Schärfere Gesetze könnten die Überwachungsbefugnisse der Geheimdienste deutlich einschränken. Doch die Politik zögert, sie zu verabschieden.

Es war ein abgehörtes Handy, das Ende Oktober 2013 die Bundesregierung doch noch in Bewegung setzte. Allerdings nicht irgendein Handy: Die Kanzlerin höchstselbst war vom US-Geheimdienst NSA ausgespäht worden. Am 7. November legte Deutschland gemeinsam mit Brasilien der UN-Vollversammlung die Resolution "Right to Privacy in the Digital Age" vor. Da war die Debatte über den Überwachungsskandal, den Whistleblower Edward Snowden im Juni ausgelöst hatte, längst im Gange. Diskutiert wurde nicht nur, was die NSA technisch kann – sondern auch, ob das, was sie tut, rechtens ist.
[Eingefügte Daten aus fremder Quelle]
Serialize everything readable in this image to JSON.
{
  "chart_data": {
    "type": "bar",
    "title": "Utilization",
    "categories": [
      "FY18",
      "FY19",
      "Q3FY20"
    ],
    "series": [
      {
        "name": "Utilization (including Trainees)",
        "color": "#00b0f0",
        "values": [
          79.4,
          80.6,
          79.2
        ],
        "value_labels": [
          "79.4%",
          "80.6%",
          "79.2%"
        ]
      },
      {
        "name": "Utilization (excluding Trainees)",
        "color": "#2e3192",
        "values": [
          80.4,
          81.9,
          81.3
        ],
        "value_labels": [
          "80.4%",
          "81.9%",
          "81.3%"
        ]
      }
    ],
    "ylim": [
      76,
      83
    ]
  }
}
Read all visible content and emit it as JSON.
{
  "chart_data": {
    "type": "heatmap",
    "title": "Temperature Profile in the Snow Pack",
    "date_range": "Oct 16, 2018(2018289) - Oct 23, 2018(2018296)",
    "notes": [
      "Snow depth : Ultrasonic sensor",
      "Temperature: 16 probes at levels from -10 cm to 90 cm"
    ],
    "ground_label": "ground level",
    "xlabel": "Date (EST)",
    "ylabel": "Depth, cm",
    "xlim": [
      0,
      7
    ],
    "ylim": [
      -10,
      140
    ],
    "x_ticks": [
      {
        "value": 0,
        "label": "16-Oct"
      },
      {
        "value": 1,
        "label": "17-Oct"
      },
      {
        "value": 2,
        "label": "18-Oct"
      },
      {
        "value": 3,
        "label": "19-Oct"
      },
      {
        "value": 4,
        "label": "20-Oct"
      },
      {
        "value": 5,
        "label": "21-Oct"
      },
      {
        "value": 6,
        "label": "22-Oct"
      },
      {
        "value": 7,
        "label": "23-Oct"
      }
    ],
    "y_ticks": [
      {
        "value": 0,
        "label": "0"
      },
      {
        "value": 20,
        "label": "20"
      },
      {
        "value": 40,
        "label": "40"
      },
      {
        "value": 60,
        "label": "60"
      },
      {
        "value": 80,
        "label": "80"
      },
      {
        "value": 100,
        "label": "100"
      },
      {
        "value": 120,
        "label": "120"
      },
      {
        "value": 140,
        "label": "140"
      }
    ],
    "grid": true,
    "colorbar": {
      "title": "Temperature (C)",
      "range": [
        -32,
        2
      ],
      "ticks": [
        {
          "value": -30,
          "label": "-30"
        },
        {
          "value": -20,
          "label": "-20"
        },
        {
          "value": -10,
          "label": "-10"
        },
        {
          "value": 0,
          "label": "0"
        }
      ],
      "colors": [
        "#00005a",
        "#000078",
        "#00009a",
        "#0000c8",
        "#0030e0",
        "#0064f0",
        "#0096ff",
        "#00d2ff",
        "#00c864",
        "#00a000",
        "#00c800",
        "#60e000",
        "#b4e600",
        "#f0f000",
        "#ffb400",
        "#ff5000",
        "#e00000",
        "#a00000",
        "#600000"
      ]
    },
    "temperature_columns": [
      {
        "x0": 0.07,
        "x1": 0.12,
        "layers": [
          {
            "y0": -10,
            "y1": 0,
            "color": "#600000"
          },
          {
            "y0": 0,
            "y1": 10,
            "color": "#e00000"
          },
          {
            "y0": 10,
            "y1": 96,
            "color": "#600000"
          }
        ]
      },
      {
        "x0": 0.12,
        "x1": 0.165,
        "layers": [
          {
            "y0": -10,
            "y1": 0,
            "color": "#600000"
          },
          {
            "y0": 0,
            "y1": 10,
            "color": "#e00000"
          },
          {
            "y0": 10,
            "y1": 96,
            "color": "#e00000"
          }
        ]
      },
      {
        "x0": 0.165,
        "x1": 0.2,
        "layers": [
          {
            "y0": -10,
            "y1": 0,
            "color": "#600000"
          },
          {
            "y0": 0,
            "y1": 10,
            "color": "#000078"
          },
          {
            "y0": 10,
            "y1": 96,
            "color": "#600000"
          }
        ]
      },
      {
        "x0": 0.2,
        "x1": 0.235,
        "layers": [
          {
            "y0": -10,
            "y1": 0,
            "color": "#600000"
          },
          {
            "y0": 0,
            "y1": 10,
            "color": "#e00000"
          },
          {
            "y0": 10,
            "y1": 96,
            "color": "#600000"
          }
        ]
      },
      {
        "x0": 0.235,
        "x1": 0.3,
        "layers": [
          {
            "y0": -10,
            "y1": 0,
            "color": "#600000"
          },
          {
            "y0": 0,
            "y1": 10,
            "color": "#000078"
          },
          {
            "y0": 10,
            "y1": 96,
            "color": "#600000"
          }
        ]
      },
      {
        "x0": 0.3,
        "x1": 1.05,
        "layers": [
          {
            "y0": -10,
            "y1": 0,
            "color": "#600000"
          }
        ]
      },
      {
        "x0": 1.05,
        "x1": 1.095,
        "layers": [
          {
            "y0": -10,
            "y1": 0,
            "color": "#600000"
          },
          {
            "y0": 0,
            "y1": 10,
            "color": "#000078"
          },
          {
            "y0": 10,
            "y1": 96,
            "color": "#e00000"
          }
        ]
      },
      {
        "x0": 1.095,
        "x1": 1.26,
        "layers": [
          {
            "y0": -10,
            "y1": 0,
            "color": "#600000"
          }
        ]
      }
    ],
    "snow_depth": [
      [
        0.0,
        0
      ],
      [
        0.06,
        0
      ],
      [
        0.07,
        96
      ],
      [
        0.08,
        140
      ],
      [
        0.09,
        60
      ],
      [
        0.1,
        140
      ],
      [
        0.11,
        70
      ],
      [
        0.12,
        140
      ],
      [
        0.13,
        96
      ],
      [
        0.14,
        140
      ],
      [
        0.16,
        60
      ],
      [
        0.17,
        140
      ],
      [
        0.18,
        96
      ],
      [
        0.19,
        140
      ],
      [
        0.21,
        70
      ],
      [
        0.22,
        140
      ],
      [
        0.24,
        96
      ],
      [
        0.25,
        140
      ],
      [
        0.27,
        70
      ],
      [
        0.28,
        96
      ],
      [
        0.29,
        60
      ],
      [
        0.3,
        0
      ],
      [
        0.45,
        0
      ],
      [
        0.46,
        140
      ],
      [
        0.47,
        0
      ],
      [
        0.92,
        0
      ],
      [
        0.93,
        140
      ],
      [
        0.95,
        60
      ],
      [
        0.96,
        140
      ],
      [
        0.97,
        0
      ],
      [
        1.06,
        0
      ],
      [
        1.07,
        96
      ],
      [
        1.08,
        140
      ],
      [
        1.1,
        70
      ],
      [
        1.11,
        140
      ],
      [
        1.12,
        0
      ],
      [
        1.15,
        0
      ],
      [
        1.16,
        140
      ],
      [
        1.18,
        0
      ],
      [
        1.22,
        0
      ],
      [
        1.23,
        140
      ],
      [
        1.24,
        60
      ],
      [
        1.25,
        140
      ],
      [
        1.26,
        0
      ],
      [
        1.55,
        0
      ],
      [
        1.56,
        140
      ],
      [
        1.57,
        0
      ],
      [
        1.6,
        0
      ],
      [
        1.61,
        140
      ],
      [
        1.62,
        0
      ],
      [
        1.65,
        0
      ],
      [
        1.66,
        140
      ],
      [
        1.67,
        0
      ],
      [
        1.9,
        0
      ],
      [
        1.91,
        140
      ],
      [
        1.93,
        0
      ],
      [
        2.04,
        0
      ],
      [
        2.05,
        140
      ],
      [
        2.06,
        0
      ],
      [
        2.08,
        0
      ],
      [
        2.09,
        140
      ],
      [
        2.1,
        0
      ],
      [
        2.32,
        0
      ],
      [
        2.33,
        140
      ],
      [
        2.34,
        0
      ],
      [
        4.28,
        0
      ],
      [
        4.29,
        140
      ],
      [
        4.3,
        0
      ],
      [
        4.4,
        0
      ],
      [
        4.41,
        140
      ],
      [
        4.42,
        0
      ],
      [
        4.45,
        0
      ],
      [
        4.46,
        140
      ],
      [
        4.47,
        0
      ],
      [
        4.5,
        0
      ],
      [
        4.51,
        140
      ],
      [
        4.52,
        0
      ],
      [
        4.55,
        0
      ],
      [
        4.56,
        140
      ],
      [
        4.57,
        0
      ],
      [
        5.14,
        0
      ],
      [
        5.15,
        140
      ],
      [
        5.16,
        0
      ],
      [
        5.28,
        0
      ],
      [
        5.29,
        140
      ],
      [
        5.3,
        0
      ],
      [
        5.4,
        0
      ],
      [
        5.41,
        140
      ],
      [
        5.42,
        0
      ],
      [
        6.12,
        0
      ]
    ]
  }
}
Für viele Bürger war aus einem Bauchgefühl heraus sofort klar, dass das massenhafte Speichern von Kommunikationsdaten unmöglich legal sein kann. Für Juristen ist der Fall komplexer. "Es gibt keine spezifischen internationalen Rechtsnormen, die Spionage eindämmen oder regulieren", schreibt Anne Peters, Direktorin am Max-Planck-Institut für Ausländisches Recht und Völkerrecht in Heidelberg, in einer Analyse.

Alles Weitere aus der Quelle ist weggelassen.